An OKF-link graph persisted to graph.db: seed from the query, then traverse typed edges bounded by depth. The paid path swaps in a Neo4j-backed store behind the same interface via a uri= seam.

Schemas, APIs & the eval protocol →

Latest decisions · 2026-06-25

How it runs & consolidates

The whiteboard view: a Conscious band (the live, in-loop session) over a Subconscious band (async consolidation), with the plugin as the only surface the coding harness sees. Full contract in architecture.md §7.

Cookbook Memory Conscious / Subconscious system diagram

① Benchmarks run via the local CLI

Benchmarks run through the Claude Code CLI (subscription auth — API keys stripped, no API billing), comparing Claude Code's builtin memory vs the shipping plugin-real cookbook-memory plugin. Entry point python -m memeval.claudecode.run_bench; the in-scope benchmarks are VISTA and SWE-Bench-CL.

Each run saves a per-benchmark, versioned file: results/{vX.Y}/{bench-name}-{timestamp}.jsonvX.Y is the memory-system version (MEMORY_VERSION, starts v0.1; bump 0.1 per memory change + run).

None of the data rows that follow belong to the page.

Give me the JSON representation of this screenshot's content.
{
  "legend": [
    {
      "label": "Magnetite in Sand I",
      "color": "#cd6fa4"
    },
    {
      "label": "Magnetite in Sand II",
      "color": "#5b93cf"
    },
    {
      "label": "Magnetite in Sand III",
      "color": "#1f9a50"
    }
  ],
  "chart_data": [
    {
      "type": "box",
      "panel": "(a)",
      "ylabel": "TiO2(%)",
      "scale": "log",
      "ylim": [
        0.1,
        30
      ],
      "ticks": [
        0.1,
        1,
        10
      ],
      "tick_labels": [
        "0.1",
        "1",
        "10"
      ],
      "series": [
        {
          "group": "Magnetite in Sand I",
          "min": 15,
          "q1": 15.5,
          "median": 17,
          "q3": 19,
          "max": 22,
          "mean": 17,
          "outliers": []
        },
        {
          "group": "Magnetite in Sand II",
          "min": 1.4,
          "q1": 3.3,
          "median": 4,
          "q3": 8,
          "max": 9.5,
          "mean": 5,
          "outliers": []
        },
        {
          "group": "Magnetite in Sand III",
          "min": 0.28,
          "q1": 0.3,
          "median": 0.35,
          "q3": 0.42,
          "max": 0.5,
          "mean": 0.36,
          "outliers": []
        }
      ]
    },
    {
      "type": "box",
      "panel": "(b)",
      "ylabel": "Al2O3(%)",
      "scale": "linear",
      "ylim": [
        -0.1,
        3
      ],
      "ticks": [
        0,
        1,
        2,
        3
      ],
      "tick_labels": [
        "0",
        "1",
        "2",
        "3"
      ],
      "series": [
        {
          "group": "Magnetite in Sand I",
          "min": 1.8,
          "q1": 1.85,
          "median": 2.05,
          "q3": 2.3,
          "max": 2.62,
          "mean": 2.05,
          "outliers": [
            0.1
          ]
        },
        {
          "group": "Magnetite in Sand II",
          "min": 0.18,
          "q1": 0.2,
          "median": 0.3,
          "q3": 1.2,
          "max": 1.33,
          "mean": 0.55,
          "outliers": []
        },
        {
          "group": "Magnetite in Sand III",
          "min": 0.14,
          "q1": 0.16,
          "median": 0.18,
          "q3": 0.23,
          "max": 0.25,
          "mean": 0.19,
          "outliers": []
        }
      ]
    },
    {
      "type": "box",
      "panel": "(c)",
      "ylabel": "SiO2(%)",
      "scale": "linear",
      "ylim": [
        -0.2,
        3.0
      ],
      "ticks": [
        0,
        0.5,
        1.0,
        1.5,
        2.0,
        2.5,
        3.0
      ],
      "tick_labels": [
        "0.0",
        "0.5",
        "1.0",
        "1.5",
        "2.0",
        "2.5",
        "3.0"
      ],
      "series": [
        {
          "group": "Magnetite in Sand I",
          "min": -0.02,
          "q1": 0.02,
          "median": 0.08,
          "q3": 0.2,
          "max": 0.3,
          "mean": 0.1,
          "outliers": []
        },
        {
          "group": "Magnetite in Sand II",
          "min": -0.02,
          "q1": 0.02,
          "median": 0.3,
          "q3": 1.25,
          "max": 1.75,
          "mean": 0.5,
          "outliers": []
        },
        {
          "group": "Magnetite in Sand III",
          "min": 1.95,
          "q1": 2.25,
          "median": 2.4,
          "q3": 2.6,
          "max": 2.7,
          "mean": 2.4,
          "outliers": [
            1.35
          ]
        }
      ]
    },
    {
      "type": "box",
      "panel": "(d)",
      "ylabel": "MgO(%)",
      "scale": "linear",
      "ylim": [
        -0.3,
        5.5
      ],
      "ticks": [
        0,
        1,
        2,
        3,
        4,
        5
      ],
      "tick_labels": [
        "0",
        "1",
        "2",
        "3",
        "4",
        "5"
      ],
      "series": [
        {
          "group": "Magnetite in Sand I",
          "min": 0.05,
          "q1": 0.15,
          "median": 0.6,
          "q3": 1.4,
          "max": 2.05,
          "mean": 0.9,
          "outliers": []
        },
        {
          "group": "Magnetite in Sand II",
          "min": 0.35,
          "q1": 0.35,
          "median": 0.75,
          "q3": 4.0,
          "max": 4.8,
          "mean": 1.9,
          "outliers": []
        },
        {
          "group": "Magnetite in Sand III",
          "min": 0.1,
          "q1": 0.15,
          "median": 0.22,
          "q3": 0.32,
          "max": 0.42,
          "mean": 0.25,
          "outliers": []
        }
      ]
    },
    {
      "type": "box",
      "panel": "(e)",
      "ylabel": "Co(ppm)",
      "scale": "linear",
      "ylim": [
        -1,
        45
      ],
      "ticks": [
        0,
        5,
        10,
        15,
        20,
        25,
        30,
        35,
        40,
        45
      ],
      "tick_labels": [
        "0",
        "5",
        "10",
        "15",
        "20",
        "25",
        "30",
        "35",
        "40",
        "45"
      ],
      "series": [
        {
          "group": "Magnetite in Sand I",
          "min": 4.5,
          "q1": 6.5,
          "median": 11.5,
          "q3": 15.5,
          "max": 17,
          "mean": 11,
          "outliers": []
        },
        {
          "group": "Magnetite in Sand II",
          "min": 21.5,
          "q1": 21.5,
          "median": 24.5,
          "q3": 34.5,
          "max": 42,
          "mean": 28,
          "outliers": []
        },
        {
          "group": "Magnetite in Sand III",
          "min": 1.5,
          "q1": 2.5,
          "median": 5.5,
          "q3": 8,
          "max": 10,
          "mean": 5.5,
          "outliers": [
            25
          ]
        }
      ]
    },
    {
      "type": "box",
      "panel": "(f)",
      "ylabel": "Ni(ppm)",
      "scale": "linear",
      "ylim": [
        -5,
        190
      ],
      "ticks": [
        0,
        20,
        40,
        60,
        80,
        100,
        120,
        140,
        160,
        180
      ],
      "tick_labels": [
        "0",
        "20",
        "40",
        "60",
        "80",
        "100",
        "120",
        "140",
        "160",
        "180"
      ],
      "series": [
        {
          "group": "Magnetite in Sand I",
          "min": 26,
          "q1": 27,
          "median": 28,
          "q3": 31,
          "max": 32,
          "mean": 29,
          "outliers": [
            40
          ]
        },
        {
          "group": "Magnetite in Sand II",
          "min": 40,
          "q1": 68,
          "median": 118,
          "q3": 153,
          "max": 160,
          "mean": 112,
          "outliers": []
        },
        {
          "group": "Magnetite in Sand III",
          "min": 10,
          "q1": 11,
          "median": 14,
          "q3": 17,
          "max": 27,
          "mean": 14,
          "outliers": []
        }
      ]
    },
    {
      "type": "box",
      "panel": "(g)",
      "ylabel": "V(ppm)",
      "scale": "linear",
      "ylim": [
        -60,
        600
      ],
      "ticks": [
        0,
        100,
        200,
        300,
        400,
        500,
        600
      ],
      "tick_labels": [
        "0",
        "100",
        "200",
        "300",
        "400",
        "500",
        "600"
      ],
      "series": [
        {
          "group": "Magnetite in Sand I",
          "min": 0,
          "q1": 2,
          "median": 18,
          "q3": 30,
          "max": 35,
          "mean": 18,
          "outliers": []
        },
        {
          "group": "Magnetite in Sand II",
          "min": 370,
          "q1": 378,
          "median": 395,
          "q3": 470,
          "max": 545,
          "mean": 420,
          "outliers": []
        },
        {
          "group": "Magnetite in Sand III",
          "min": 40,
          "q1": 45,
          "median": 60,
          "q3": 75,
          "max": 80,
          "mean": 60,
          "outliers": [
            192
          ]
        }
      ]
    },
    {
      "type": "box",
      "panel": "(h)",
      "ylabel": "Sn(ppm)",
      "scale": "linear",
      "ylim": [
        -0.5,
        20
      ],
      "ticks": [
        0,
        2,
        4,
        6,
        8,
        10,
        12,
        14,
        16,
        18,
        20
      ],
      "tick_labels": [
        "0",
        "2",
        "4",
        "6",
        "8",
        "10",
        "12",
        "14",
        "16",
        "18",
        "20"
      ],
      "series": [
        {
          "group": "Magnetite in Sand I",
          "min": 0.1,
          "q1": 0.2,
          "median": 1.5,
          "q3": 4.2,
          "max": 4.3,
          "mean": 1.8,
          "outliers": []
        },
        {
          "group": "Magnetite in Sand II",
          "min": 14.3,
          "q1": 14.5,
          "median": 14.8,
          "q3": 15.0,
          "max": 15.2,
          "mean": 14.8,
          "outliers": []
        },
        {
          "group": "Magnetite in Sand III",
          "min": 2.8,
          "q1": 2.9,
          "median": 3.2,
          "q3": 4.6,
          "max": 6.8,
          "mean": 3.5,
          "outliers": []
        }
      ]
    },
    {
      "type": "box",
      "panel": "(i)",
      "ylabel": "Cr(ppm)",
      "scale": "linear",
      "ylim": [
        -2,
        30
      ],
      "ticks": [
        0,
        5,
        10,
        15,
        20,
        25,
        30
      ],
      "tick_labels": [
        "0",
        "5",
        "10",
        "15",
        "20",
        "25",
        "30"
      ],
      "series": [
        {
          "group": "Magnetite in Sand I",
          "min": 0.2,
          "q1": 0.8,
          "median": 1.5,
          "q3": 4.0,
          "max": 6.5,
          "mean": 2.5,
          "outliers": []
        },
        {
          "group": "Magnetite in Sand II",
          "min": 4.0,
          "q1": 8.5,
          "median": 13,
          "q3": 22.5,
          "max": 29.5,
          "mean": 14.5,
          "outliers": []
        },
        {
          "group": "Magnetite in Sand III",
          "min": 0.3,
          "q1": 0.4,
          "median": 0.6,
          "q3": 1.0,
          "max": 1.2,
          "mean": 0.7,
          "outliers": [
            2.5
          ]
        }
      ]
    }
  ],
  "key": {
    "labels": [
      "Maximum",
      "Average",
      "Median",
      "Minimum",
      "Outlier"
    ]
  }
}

② Plugin + Stop hook → Daydream

The memory system ships as a Claude Code plugin (skills · MCP · hooks). A Stop hook fires the Daydream component when a session ends, so in-session consolidation runs automatically — no manual trigger.

Two memory-creation paths: the model's in-loop remember tool, and the Daydream pass mining the logs for what wasn't saved. Fail-open throughout.

③ Daydream consolidation flow

  • Read the session .jsonl logs.
  • Track processed-vs-delta state; filter noise, then send only the unprocessed delta.
  • Call an OpenRouter model (cheap, non-frontier; defaults to ling-2.6-flash) to decide what to remember.
  • Write each extracted memory through the RouterStore — classify · route · dedup · version.